Bellantoni noted that all three skeletons were "robust adult men lying in an east-west orientation in ground that appears to be haphazardly dug."
...Historians recorded 16 British soldiers and eight Americans were buried in a small field to the right of the American position on the battlefield (which would be south of the Stebbins house). In his extensively researched book, Farmers Against the Crown, Keith Marshall Jones III reported being able to document 13 deaths and 27 wounded from the Patriot ranks. Earlier historians offered varying numbers, he noted. Jones named seven Americans, including one from Ridgefield, Bradley Dean, whose remains are not recorded in any cemetery records. These, he said, were presumably those buried at the battle scene.
They include, in addition to Dean: Private Noah Bartlett of Hartford; Lieutenant Hezekiah Davenport of Stamford; Samuel Seeley of Easton (then part of Fairfield); Volunteer David Selleck of Stamford (via Salem); Private David Stevens of Stamford; and Lieutenant William Thompson of Trumbull (Fairfield).
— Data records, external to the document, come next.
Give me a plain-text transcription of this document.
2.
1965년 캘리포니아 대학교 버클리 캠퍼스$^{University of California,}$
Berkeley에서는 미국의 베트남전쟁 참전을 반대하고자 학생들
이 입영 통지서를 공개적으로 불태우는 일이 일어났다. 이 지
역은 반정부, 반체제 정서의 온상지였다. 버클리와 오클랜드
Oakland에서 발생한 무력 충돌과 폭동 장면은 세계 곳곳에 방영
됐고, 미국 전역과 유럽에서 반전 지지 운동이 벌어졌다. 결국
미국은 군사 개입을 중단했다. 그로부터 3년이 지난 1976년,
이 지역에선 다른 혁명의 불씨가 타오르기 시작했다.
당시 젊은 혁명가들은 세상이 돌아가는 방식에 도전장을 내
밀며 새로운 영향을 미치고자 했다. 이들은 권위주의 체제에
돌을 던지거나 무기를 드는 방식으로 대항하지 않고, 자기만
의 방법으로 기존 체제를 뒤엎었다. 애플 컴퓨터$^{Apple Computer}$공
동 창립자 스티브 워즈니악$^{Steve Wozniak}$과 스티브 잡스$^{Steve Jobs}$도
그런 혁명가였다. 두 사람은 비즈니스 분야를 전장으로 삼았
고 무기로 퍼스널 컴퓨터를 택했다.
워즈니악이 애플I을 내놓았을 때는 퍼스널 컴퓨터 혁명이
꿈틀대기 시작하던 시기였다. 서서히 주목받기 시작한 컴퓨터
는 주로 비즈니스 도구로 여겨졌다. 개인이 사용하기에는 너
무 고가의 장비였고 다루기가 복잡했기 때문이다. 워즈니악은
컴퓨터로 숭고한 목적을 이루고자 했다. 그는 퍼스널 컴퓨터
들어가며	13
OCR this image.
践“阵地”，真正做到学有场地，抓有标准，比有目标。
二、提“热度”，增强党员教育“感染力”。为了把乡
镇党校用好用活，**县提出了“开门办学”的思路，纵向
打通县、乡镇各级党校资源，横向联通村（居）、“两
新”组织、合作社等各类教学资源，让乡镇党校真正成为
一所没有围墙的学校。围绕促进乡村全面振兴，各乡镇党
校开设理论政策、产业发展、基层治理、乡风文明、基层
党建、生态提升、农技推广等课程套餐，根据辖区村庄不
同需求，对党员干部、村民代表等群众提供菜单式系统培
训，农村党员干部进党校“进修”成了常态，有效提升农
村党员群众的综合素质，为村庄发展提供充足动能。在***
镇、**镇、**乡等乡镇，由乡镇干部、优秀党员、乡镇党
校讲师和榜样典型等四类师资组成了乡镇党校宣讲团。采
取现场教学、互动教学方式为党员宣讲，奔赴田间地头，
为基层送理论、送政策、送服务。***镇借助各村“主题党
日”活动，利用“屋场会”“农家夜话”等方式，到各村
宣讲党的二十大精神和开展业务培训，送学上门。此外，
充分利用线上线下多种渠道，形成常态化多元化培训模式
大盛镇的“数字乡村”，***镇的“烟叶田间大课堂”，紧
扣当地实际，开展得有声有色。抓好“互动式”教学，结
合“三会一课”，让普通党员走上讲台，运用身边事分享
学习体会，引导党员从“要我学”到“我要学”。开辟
(Excerpt) Read more at wiltonbulletin.com ...
Battle of Ridgefield, April 27, 1777.
How many of them voted for The PIAPS in the last election?
All of them.
Six times.
Thanks
I would have kept my mouth shut because these people will probably not be able to continue any excavation, remodel ect.
The State more than likely will declare the place a historic something and screw them over big time.
It’d be nice if the DNA tested the remains.
TRAYSURE!
How’d they manage to be under a house foundation that was built in the early 18th century?
Future Wallmart site discovered.
Another tragic accident with contraception in a time machine. Or, the reporter effed it up.
victims of Hitlery’s Arkancide squad?
The 18th century is the period from January 1, 1701 to December 31, 1800. So a house built in the early 18th century would have been built in the early 1700s.
Whoops, this one got left out.
Sounds like the site where that homes drummer that got in the face of those Catholic student.
Oh Ridgefield?
Sorry. Thought you said Fridge Field.
They've been chillin' there for 242 years.
That explains the periodic knocking noises and incorporeal moans.
And the article speculates that they are revolutionary war soldiers who died in 1777. So 70ish years after the house was built. Why would someone dig up their basement to bury ward dead? Answer: they wouldn’t. So the 1777 theory doesn’t hold much water.
I understand what is meant by 18th century. The home was built early and the battle was fought late.
From reading another article; it might be that the burial site was outside of the original home, which was very small. There were later additions and renovations where foundations & rooms were built over the unknown/unmarked grave-site.